I saunter over to the shack. I like to think of it as The Pleasure Palace. The guys all know me, of course. Bob, with his greasy mullet and moustache, Darrell with his aging Twins cap that can't decide if its fading in the sun or darkening with sweat and grease, and Jimmy, the new kid, with young kid energy, trying to get some of that old man strength.

"Couldn't wait, eh? Come in a little early?" Bob says to me. I grunt a kind of reply and nod to the other two. And then Darell brings her out. No matter how often I see her, the sight never gets old. Thin, long, and gleaming she is. I try to supress my shiver of anticipation.
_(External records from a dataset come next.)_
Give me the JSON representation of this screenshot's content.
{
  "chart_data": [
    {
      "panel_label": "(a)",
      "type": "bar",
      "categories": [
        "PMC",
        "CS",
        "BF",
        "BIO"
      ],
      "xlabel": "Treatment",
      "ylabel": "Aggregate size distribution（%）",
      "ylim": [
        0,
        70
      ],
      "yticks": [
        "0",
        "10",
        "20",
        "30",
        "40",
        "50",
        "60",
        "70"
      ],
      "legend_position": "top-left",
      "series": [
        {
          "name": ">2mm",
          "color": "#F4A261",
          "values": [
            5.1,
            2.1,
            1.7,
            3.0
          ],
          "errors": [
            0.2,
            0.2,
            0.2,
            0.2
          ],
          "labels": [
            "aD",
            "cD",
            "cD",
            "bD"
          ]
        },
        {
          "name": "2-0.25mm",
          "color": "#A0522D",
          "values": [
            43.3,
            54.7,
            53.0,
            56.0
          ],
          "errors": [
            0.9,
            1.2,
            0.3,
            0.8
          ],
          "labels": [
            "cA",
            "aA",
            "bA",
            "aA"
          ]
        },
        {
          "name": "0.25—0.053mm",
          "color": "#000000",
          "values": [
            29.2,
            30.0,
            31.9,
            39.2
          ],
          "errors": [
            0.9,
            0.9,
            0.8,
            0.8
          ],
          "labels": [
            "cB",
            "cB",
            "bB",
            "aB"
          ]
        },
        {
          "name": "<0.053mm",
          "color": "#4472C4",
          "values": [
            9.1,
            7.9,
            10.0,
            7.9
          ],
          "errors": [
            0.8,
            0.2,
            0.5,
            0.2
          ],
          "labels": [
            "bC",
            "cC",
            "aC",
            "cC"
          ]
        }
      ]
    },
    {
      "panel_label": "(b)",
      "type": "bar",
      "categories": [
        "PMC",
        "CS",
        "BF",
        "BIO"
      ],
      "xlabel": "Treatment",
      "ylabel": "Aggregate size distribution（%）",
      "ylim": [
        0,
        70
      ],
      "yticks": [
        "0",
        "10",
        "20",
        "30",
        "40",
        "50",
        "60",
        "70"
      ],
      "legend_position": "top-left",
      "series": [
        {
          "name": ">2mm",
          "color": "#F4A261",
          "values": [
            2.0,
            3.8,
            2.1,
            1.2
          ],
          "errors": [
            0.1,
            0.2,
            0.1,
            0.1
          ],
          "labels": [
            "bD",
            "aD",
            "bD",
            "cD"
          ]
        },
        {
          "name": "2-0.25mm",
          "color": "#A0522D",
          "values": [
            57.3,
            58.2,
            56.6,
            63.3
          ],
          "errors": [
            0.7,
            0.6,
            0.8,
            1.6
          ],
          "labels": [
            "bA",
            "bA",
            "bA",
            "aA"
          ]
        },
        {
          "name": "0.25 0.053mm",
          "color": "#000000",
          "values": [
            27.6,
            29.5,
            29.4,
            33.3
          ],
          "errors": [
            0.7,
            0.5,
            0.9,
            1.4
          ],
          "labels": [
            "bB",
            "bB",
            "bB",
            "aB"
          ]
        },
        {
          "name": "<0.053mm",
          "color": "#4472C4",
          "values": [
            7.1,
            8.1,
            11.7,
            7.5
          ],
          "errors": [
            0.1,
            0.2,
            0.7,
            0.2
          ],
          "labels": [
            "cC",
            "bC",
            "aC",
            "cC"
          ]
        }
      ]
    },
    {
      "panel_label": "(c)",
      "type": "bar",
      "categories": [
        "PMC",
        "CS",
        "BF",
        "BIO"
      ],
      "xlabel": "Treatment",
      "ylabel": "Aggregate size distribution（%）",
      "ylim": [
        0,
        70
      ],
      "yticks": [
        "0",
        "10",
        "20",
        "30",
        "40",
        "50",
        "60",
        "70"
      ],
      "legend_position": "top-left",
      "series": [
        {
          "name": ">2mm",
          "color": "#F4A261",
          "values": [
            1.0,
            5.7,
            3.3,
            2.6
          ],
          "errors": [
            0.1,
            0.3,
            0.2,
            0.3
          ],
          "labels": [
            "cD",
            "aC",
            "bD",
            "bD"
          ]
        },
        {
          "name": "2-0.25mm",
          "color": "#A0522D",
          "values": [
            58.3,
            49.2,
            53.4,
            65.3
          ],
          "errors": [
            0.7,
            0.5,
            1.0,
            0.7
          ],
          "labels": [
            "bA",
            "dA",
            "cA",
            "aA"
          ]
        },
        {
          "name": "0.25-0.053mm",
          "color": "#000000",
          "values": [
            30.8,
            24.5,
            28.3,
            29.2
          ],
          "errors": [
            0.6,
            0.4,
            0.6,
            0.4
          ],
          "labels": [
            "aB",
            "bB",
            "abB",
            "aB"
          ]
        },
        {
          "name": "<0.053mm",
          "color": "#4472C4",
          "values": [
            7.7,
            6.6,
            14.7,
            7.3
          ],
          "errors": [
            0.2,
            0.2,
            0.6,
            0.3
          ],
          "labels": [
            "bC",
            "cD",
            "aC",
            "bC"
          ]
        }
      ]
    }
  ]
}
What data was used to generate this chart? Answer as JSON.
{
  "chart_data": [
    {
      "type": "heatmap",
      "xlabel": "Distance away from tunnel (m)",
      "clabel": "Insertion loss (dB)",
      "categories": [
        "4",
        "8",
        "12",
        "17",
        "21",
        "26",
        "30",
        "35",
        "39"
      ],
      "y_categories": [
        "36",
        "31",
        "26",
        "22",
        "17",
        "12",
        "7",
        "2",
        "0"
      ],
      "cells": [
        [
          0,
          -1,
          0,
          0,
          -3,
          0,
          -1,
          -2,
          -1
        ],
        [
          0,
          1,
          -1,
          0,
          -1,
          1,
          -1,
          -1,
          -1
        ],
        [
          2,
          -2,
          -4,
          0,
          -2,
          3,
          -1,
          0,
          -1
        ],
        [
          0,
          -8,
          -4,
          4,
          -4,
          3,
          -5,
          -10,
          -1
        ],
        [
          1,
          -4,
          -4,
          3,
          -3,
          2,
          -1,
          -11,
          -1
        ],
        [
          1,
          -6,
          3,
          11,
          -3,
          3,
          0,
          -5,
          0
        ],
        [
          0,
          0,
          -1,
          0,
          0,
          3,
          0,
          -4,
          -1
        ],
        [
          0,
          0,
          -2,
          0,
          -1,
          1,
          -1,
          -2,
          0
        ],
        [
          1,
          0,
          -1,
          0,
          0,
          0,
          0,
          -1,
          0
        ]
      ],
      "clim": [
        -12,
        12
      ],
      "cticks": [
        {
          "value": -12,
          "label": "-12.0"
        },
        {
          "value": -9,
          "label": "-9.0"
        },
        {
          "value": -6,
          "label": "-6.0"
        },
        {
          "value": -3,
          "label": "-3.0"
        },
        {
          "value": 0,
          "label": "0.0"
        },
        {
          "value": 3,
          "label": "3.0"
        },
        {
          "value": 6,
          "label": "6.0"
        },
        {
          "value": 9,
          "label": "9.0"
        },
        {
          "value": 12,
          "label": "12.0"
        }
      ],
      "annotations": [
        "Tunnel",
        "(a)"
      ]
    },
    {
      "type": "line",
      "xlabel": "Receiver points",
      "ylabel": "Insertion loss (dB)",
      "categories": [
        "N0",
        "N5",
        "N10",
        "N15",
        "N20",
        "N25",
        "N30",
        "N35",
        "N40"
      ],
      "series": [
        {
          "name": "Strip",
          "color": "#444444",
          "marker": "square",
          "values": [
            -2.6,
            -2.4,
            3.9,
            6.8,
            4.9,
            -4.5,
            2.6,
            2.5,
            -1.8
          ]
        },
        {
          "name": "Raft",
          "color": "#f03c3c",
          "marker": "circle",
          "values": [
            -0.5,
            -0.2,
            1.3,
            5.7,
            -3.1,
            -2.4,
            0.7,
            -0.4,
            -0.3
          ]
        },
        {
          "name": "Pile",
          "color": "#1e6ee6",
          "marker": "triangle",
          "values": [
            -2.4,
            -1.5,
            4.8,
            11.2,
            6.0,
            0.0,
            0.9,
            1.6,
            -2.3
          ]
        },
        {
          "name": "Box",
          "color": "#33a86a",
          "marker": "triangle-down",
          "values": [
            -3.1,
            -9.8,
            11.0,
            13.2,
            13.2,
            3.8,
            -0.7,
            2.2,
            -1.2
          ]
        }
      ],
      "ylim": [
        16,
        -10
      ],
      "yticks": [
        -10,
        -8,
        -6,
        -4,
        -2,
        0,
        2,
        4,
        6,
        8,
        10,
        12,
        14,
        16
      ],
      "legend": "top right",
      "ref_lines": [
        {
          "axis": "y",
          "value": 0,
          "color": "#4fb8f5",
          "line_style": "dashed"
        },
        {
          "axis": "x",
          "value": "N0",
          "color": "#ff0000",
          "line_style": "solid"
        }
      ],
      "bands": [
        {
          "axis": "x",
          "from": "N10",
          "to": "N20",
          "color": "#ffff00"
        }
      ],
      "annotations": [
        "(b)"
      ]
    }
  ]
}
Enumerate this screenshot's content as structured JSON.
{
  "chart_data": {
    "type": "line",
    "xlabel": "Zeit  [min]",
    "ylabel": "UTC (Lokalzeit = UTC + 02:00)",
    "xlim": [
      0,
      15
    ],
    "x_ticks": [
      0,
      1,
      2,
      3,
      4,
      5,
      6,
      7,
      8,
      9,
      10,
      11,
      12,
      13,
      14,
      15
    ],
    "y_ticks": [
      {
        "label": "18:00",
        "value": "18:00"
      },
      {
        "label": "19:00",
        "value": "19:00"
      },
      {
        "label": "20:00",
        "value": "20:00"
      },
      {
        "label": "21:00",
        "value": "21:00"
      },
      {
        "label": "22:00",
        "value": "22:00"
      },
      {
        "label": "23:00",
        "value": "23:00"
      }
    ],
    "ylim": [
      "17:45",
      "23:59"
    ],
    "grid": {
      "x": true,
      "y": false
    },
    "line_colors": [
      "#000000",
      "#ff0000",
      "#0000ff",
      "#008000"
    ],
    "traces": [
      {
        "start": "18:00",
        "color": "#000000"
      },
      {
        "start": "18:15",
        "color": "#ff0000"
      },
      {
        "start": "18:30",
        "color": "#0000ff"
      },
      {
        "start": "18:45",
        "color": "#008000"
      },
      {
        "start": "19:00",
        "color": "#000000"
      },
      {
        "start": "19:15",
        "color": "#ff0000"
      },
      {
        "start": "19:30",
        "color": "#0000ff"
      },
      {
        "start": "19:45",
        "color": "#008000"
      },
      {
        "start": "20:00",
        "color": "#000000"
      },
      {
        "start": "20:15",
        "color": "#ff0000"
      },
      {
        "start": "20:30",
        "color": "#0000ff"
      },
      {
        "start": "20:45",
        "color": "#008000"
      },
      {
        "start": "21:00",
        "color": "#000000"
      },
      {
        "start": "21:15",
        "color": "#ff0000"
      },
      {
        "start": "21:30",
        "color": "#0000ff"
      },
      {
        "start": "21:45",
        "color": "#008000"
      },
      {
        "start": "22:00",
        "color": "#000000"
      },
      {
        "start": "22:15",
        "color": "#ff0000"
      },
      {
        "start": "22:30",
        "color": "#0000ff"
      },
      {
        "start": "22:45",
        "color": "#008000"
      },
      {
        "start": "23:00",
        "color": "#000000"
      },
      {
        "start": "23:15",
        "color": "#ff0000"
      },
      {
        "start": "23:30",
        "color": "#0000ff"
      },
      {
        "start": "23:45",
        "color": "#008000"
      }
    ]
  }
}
"Enjoy, buddy!" Darrell says to me and I feel him slide her right in as Jimmy holds up my tail. It starts as a warm, tingling feeling that gently but progressively courses through my entire body, to the tips of my hoofs and even into my nose ring. Won't be long now. Bob slips in underneath and... awaaaay we goooo!

................

That was awesome. Somehow, as often as I get to do this, it never gets old. And as I walk away, maybe something approaching a smile crosses my lips for an instant.
Posted by Anne Onymous on Fri, 09/05/2003 - 9:18am.
Archived comment by Monk:
I got 69'd on a friday! woohoooohoooo!

FreeTheHamsters
Posted by Anne Onymous on Fri, 09/05/2003 - 9:18am.
Archived comment by Monk:
and one to go

Posted by Anne Onymous on Fri, 09/05/2003 - 9:17am.
Archived comment by Monk:
that would be de-semenate
Posted by Anne Onymous on Fri, 09/05/2003 - 8:54am.
Archived comment by tim:
That's what they did to the bull right??
Posted by Anne Onymous on Fri, 09/05/2003 - 8:53am.
Archived comment by tim:
Disseminate ?
Nice one
Posted by Anne Onymous on Fri, 09/05/2003 - 8:49am.
Archived comment by Monk:
I simply felt the need to enlighten all of you with my vast technical and scientific expertise in a manner that was asured to disseminate the information in a wholistic fashion while not tempting the fantasies of some of our younger readers.
Posted by Anne Onymous on Fri, 09/05/2003 - 8:43am.
Archived comment by tim:
Mike- That was, perhaps, the funniest thing I've read in weeks.

Monk.....
~shaking my head~
I just don't have the words to express what I'm thinking
Posted by Anne Onymous on Fri, 09/05/2003 - 8:35am.
Archived comment by slugbuggy:
Well done, but you should add the subjective experience of the bull into the narrative if it's going to be compelling for the reader. Did he enjoy it? What was the mood like? Romantic? Wistful, longing for the touch of a flesh-and-blood cow instead of the cold, unrequiting steel of an electrical prod? How did he get to a point in his life where he's selling his semen for money? Does he regret the way his life's turned out?

Bovine erotica is really a specialized market, anyway.
Posted by Anne Onymous on Fri, 09/05/2003 - 8:24am.
Archived comment by Mike:
My elementary school janitor just before he was finally arrested?